Nils findet es selbstverständlich, dass seine Töchter Verantwortung für die Familie übernehmen. Die beiden sind zwölf und vierzehn Jahre alt und sollen beim Umbau helfen. Die Eltern haben beschlossen, einiges in der Wohnung neu zu gestalten, und Nils teilt den Mädchen Aufgaben zu. Wenn sie diese nicht zu seiner Zufriedenheit erledigen oder sich über die Arbeit beklagen, fühlt er sich von den beiden im Stich gelassen und reagiert, indem er sie beschimpft und gemeinsame Freizeit streicht. Sein Argument lautet: „Wenn ihr nichts für mich tut und mir nicht helft, hab ich auch keine Zeit und Lust, mit euch ins Kino zu gehen.“ Die Mädchen sind darüber anfangs traurig. Mit der Zeit gewöhnen sie sich daran, dass ihr Vater solche Tauschgeschäfte abschließt und grob zu ihnen ist. Sie reagieren trotzig: „Dann gehst du eben nicht mit uns ins Kino, ist uns doch egal!“, und sie weigern sich, dem Vater weiterhin zu helfen.
Erich Fromm definiert Liebe als ein aktives Streben nach der Entfaltung und dem Glück der geliebten Person. Wie könnte man aber solch eine Liebe zum Kind an Bedingungen knüpfen? Wie könnte man einem Kind sagen: „Ich bin nur dann bereit, für dein Wachstum und dein Glück Sorge zu tragen, wenn du mich auch liebst und mich glücklich machst“? Damit würde der Erwachsene die Verantwortung für sein eigenes Glück, für die Eltern-Kind-Beziehung und für das kindliche Glück in die Hand des Kindes legen. Dort gehört sie aber ganz sicher nicht hin. Es ist ja gerade ein Kennzeichen der Kindheit, dass sie der Anleitung und des Schutzes durch Erwachsene bedarf. Die gesamte Verantwortung liegt allein beim Erwachsenen! Indem der Erwachsene sein Glück vom Verhalten des Kindes abhängig macht, vertauscht er die Rollen. Er wird auf diese Weise selbst zum Bedürftigen und verlangt vom Kind, genährt zu werden. Das kann nicht gut ausgehen. Wir dürfen für unsere Liebe keine Gegenleistungen verlangen und von solchen Gegenleistungen auch nicht abhängig sein.
Liebe braucht innere Stärke. Wenn Lieben Geben bedeutet, dann kann der Liebende kein Bedürftiger sein. Er muss über einen gewissen Reichtum verfügen, von dem er dem anderen abgeben kann. Was haben Sie Ihrem Kind zu geben? Humor? Interesse? Verständnis? Freude? Zuversicht? Woran würde Ihr Kind überhaupt erkennen, dass es geliebt wird? In welcher Form beweisen Sie ihm Ihre Liebe?

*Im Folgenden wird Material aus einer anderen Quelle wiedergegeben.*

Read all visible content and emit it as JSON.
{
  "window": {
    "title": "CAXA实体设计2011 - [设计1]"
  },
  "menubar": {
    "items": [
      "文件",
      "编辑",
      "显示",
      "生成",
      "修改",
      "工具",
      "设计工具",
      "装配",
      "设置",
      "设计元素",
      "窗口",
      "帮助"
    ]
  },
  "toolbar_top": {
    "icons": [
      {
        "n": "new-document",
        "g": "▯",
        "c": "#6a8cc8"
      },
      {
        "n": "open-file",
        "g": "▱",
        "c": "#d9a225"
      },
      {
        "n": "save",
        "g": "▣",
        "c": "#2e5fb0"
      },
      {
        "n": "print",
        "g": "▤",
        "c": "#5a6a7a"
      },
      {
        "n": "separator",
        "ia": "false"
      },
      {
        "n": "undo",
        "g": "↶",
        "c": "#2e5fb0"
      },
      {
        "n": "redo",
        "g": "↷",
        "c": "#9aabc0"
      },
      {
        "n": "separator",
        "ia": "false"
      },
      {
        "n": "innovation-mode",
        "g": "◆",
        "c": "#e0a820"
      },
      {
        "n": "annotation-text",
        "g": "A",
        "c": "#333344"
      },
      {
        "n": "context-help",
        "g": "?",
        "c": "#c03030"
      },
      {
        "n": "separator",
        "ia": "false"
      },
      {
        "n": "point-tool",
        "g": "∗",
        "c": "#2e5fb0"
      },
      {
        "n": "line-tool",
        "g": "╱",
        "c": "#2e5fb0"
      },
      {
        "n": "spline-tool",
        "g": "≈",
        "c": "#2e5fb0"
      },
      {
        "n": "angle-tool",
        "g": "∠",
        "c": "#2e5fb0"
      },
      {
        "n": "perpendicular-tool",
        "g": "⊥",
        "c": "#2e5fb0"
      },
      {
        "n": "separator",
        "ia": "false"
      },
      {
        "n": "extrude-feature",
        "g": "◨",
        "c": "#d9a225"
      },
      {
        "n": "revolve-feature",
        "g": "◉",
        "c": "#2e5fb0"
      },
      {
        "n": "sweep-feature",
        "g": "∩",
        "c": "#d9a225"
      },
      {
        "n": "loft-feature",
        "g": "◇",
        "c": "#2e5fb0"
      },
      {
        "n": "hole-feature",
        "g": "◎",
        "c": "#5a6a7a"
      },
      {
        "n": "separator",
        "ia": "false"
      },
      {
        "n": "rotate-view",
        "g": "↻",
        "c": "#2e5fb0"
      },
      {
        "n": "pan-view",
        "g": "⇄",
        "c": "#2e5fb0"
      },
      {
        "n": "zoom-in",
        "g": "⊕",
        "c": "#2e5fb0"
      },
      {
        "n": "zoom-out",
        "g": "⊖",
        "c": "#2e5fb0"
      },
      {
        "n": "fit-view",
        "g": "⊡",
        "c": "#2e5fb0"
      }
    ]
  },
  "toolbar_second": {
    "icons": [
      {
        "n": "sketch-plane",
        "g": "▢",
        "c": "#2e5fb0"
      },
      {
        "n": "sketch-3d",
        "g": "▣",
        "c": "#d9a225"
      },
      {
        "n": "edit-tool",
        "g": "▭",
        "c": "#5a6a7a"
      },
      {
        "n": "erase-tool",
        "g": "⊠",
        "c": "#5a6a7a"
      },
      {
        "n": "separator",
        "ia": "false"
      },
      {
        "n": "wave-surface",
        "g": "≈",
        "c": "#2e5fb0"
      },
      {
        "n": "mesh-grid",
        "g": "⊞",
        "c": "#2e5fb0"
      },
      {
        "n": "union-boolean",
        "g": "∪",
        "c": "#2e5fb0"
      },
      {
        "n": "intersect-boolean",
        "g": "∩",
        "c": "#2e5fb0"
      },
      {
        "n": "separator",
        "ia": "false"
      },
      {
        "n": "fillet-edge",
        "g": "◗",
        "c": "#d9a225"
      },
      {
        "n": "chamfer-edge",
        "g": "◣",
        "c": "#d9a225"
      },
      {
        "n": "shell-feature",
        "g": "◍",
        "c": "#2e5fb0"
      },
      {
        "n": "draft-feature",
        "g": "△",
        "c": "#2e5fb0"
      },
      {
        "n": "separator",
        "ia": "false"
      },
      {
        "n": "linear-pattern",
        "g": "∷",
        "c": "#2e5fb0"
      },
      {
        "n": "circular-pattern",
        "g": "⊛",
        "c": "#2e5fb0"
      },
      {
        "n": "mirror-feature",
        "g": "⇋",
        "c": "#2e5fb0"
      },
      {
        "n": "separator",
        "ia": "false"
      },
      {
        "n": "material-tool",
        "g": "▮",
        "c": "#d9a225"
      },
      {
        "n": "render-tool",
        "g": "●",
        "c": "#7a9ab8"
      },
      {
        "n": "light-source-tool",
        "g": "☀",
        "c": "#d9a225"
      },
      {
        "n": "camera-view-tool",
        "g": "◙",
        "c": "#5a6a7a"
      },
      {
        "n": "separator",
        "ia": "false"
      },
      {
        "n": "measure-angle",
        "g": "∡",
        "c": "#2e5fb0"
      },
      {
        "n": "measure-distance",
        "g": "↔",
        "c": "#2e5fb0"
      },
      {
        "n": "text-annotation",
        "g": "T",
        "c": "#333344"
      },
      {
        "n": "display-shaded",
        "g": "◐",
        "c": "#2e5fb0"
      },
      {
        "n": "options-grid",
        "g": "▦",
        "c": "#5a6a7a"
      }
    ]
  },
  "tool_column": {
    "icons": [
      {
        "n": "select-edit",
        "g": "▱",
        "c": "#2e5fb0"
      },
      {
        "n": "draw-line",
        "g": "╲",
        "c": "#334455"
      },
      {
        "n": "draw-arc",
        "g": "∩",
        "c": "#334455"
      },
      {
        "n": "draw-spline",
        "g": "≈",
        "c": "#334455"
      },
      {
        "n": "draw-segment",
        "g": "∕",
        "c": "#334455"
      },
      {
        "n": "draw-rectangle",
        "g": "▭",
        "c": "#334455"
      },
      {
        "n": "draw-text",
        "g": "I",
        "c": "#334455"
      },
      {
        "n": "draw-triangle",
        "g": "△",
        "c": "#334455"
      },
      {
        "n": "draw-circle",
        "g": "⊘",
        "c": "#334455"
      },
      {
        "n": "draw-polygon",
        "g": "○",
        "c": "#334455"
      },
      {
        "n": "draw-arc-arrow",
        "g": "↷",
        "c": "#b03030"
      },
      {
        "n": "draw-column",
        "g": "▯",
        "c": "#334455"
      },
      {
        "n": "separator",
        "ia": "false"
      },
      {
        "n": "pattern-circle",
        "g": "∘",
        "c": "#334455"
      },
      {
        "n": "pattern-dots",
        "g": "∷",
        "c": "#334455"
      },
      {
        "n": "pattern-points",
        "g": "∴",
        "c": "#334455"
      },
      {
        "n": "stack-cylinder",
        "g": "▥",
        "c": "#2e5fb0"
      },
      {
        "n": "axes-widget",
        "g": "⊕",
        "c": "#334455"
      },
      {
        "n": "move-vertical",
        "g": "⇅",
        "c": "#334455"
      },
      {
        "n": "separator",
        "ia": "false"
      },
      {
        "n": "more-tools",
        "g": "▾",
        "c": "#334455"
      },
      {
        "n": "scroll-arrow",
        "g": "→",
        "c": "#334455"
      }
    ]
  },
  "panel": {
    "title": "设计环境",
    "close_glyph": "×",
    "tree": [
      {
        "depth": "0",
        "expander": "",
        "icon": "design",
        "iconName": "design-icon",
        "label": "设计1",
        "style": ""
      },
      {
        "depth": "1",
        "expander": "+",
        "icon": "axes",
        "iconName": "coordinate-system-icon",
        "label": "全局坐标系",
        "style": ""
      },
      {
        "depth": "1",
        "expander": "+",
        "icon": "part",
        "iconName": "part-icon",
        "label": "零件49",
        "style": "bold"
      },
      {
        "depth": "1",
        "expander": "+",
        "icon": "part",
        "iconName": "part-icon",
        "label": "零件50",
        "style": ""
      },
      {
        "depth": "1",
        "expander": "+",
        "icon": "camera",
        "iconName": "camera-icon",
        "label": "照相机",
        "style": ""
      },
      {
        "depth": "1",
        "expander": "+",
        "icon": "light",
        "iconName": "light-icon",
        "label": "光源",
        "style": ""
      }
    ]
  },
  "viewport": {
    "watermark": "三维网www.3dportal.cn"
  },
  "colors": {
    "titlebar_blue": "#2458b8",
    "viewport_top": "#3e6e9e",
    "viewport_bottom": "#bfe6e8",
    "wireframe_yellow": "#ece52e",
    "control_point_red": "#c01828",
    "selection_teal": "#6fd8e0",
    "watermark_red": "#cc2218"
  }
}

Wir können nur geben, was wir selbst besitzen. Dem Kind Liebe zu geben heißt, genug Liebe für sich selbst zu haben. Wenn Sie sich selber schätzen und mögen, wenn Sie sich annehmen, dann können Sie auch gut zu sich selber sein und brauchen Ihr Kind nicht zu funktionalisieren. Sie können es um seiner selbst willen lieben. Sie missbrauchen Ihr Kind nicht dazu, dass es Ihnen gibt, was Sie sich selber nicht geben können. Sie brauchen keine Bestätigung vom Kind, weil Sie sich selber bestätigen können. Sie besitzen genug Selbstvertrauen, um sicher zu sein, dass Sie sich selber alles beschaffen können, was Sie brauchen. Sie können sich auf Ihre eigenen Kräfte verlassen, weil Sie sich stark fühlen. Aus dieser Stärke heraus...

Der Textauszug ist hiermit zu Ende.